Use turkey-patterning targets with the image of a turkey’s head, neck, and outlined spine and brain. Only shoot once at each target. Aim at the neck where the feathers start. Shoot off a bench rest or while sitting on the ground leaning against a tree with the gun supported on you knee, as you would while actually hunting. Don’t try to pattern by shooting offhand because you need to remove human error from the process. You won’t get accurate results if you wobble off the target when you pull the trigger.
The maximum lethal range for your set-up is the farthest yardage it will consistently put five pellets in the brain and spine, or 100 pellets in the 10-inch circle where you aimed.
Rather than wounding out-of-range birds, hone your calling and set-up skills so you can call them in close. Keep that gobbler coming by choosing your set-up carefully. Use wrinkles in the terrain to set up so he can’t see you until he’s in range. If you set up poorly and he hangs up out of range, quit calling and let him walk away, then move to a better location.
Shoot each brand of shell at 20, 25, 30, and 35 yards. Record the pellet hole count in the spine and brain of the target (or pellets in a 10-inch circle, centred on the head and neck).
Scout for food sources
In the weeks before the season, locate turkeys by spotting them from the road or sneaking through the woods. Move slowly and quietly while listening hard for their calls and looking for tracks, feathers, droppings, wing-drag marks, and scratching.

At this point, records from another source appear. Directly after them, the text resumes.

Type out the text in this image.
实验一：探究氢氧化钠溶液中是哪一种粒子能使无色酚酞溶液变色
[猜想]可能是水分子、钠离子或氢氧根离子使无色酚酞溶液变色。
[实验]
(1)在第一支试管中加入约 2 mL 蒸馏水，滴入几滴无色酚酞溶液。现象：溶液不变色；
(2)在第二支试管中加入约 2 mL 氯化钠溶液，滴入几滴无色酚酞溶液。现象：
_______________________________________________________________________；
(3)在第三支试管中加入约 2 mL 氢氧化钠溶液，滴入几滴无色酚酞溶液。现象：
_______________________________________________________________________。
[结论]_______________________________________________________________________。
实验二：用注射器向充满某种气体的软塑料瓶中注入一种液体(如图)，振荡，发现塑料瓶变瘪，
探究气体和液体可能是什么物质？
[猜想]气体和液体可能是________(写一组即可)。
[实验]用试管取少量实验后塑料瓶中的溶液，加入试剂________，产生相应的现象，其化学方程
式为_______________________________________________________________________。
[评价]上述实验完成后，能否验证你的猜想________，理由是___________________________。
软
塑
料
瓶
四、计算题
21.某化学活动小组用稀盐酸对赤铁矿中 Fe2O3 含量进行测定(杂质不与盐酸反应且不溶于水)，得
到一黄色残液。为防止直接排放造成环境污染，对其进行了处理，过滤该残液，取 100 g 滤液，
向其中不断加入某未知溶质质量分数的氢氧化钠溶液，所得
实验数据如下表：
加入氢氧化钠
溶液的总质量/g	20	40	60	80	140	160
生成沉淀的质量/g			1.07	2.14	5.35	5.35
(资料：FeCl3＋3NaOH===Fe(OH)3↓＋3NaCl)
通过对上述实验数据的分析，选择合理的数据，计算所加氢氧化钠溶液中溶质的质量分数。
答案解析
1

In the first two weeks of the season, turkeys feed heavily on leftover crops and waste grain, favouring corn and soybeans. Later in May, they feed on the tender shoots of new crops and natural plants. When insects begin to emerge late in May, they scratch and peck along the forest floor or in short grasses looking for them.
Dedicated turkey hunters ply their trade every year, honing their skills — while both succeeding and being fooled — and learning more about turkey hunting and bird behaviour.

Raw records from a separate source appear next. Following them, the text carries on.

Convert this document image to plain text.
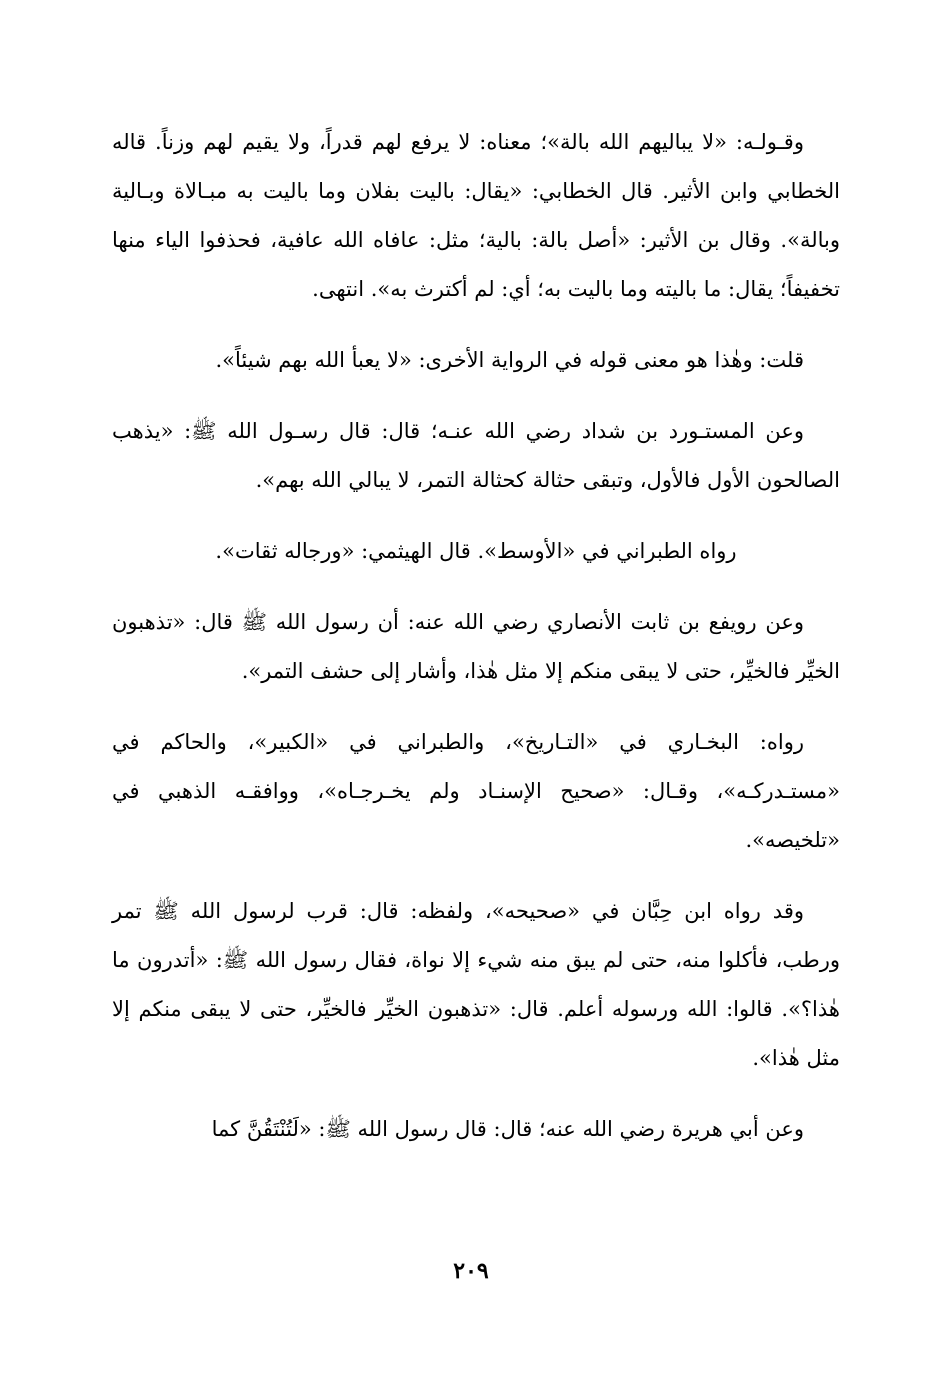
وقـولـه: «لا يباليهم الله بالة»؛ معناه: لا يرفع لهم قدراً، ولا يقيم لهم وزناً. قاله الخطابي وابن الأثير. قال الخطابي: «يقال: باليت بفلان وما باليت به مبـالاة وبـالية وبالة». وقال بن الأثير: «أصل بالة: بالية؛ مثل: عافاه الله عافية، فحذفوا الياء منها تخفيفاً؛ يقال: ما باليته وما باليت به؛ أي: لم أكترث به». انتهى.

قلت: وهٰذا هو معنى قوله في الرواية الأخرى: «لا يعبأ الله بهم شيئاً».

وعن المستـورد بن شداد رضي الله عنـه؛ قال: قال رسـول الله ﷺ: «يذهب الصالحون الأول فالأول، وتبقى حثالة كحثالة التمر، لا يبالي الله بهم».

رواه الطبراني في «الأوسط». قال الهيثمي: «ورجاله ثقات».

وعن رويفع بن ثابت الأنصاري رضي الله عنه: أن رسول الله ﷺ قال: «تذهبون الخيِّر فالخيِّر، حتى لا يبقى منكم إلا مثل هٰذا، وأشار إلى حشف التمر».

رواه: البخـاري في «التـاريخ»، والطبراني في «الكبير»، والحاكم في «مستـدركـه»، وقـال: «صحيح الإسنـاد ولم يخـرجـاه»، ووافقـه الذهبي في «تلخيصه».

وقد رواه ابن حِبَّان في «صحيحه»، ولفظه: قال: قرب لرسول الله ﷺ تمر ورطب، فأكلوا منه، حتى لم يبق منه شيء إلا نواة، فقال رسول الله ﷺ: «أتدرون ما هٰذا؟». قالوا: الله ورسوله أعلم. قال: «تذهبون الخيِّر فالخيِّر، حتى لا يبقى منكم إلا مثل هٰذا».

وعن أبي هريرة رضي الله عنه؛ قال: قال رسول الله ﷺ: «لَتُنْتَقُنَّ كما

٢٠٩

Hopefully, this primer has laid a solid foundation on which you can build your turkey hunting knowledge.
When a long beard starts coming to your call, he is on high alert, and also looking hard for a hen, so now you must fool his eyes, too. You can keep out of sight using:
• A pop-up blind (costs money and you’re restricted to one spot)
• A natural blind made from blow downs or foliage (free but takes time to build limits your mobility)
• Head-to-toe camo including face mask and gloves (can move around until you find a tom). Be sure to sit in front of a wide tree and don’t move when he can see you.
Roost your tom
Spring toms advertise their location by gobbling from their roosting limb when they fly up in the evening. So, locate a roosting tom the evening before your hunt by listening from the edge of your hunting area. If you don’t hear a tom gobble, try some loud yelping to see if you can coax a reply and get a lock on his position. Then in the morning while it’s still fully dark, sneak to within 70 yards of him, and set up to call at legal light.
Learn from my mistakes
More than a few toms lived to gobble another day because I didn’t understand the importance of patience. Too often, I stood up after an hour of calling, only to scare off toms that were sneaking in silently. Or, I moved to another set-up, only to hear a tom gobbling from the location I had just left.
The first element of patience is comfort. Find a seating system that lets you sit comfortably for three or four hours. Next is confidence, based on scouting, that turkeys are within earshot, and based on practice, that your calls sound authentic.
To quicken your turkey-hunting learning, hire a guide or go out for your first few times with a friend who has turkey-hunting experience.
While many hunters focus on bagging a big tom, jakes, which are young male turkeys, are legal bearded game, too. The immature birds are also generally less discerning, and more willing to play than toms; a perfect adversary for a novice turkey hunter — and they taste great, too.